Dr. Pang stared at him. “What did you call that . . . that thing the hotel porter said to you? You repeated it to the street vendor. What was it again?”
“Wanchang dhole,” said Hayden, with none of his former awkwardness. The foreign words seemed to slip more easily between his swollen lips than his birth-language. “I looked it up on the internet, afterwards.”
“Then . . . you know what that means?” Dr. Pang had pushed his chair slightly back from the side of the recliner. The castors rolled silently across the gleaming tiles, till he came to a halt against the wall. No sound in all that antiseptic space except the hum of the air conditioning, a white clock ticking towards one AM, and the fast, slightly ragged breathing of the dentist.

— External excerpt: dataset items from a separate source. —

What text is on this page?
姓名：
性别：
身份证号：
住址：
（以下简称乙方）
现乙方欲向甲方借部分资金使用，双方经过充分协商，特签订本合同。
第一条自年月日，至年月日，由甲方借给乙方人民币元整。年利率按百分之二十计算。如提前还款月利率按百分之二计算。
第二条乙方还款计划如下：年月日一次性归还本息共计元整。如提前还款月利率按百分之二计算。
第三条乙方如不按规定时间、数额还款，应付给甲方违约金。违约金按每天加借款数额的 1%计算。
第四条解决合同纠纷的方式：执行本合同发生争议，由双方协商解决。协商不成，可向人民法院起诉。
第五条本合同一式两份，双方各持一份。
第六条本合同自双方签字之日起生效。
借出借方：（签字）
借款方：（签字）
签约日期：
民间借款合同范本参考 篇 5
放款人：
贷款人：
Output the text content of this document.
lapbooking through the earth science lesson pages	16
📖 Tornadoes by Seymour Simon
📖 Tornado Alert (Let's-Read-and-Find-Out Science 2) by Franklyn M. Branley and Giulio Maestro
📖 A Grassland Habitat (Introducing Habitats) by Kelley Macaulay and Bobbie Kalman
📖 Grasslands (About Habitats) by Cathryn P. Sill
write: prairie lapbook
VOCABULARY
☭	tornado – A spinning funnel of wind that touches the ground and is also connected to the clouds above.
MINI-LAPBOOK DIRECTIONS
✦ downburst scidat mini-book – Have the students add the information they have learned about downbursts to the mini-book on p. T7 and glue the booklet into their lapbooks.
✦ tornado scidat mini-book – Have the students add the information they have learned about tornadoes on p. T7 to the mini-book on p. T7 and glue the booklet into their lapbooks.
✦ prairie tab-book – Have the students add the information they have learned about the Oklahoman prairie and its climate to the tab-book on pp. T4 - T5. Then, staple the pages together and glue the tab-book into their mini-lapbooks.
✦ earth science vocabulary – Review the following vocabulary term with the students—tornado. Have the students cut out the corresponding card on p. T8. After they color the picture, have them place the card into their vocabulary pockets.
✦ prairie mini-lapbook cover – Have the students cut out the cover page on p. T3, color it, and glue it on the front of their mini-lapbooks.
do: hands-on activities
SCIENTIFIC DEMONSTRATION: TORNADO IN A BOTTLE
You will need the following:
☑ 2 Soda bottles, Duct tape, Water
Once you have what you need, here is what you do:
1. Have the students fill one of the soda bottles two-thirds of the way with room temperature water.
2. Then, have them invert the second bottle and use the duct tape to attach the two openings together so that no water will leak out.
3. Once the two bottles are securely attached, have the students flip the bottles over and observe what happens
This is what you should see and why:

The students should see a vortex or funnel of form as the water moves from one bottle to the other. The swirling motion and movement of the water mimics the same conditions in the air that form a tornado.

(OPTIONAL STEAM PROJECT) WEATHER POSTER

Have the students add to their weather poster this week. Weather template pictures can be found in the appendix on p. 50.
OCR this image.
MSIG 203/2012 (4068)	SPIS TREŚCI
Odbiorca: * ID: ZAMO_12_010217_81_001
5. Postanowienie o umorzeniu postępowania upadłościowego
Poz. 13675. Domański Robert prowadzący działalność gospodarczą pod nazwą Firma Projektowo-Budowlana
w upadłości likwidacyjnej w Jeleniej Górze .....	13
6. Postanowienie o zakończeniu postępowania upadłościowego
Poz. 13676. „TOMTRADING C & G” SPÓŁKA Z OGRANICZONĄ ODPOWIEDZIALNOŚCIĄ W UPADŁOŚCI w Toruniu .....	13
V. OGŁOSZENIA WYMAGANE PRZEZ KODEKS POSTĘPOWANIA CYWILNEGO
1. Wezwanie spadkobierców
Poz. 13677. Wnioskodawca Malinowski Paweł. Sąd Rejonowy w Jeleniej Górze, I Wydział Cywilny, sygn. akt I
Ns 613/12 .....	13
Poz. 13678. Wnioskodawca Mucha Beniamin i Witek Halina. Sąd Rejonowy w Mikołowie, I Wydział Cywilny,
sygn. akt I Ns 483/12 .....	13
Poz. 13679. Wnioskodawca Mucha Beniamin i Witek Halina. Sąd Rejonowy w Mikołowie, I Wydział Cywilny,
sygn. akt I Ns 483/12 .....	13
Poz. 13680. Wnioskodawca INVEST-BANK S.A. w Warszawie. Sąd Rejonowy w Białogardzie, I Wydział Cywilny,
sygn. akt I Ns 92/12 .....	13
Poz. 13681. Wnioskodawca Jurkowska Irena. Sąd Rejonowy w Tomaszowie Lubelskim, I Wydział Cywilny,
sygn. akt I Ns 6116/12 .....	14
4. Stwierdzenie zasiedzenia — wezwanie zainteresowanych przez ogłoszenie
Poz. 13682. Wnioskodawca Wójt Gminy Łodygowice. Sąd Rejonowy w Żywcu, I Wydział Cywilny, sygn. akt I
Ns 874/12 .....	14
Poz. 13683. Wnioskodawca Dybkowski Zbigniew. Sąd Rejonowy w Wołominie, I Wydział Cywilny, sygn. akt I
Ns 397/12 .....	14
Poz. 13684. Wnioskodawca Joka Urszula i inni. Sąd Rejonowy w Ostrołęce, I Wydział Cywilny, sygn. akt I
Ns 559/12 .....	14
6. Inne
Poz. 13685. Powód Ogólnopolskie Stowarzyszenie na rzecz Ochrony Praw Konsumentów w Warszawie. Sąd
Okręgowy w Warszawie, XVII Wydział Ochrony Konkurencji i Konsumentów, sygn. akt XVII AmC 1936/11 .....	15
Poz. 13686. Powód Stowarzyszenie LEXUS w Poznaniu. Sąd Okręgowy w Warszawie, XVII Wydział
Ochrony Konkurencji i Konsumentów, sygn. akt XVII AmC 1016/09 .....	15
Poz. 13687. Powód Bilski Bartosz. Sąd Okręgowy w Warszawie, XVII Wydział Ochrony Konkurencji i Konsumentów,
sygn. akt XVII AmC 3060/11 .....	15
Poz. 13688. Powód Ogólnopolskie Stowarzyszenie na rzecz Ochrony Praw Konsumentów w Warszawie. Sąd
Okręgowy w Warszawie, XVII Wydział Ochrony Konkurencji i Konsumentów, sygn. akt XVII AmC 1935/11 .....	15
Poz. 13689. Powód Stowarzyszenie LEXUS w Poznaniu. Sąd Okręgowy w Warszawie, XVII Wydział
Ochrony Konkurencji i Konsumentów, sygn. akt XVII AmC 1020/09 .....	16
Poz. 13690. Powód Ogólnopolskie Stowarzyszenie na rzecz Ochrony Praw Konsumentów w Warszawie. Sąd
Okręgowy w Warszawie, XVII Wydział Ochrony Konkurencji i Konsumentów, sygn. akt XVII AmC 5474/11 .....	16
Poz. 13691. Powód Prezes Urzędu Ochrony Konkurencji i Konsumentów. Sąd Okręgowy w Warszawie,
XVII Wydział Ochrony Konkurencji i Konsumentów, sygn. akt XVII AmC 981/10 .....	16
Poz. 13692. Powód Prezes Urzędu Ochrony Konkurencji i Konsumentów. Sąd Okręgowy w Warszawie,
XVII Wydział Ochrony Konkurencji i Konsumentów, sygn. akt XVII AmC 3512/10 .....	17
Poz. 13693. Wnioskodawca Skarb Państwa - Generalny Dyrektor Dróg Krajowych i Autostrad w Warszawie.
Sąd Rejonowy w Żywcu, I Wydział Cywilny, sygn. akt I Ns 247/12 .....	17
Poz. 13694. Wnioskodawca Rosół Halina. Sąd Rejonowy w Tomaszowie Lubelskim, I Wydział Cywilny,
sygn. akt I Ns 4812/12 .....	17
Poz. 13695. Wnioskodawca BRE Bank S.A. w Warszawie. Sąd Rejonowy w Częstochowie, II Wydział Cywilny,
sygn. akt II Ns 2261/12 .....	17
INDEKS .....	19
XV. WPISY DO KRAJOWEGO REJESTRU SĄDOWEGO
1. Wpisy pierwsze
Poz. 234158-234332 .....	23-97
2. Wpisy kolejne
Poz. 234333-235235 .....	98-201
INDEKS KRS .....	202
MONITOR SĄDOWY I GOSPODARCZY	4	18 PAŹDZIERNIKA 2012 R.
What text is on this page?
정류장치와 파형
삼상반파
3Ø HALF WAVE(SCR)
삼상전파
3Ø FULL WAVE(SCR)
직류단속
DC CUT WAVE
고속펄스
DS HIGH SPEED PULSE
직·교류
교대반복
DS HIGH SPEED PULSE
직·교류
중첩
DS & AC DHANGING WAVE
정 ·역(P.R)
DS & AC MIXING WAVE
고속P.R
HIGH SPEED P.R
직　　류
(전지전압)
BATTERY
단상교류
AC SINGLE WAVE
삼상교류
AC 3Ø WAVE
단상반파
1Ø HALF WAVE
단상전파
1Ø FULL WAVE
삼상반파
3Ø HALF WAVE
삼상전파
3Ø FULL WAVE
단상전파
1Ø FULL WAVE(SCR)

Hayden swung his legs over the side of the chair and sat up, directly facing Dr. Pang. “Yes,” he said, with difficulty. “Yes, I know what it means. But do you?” Lips parted in what might have passed for a grin, he stripped off his mask.
Dr. Pang gave an involuntary cry, and tried to get to his feet. The chair skidded sideways on its castors, and he lost his balance for a crucial second; then Hayden was upon him.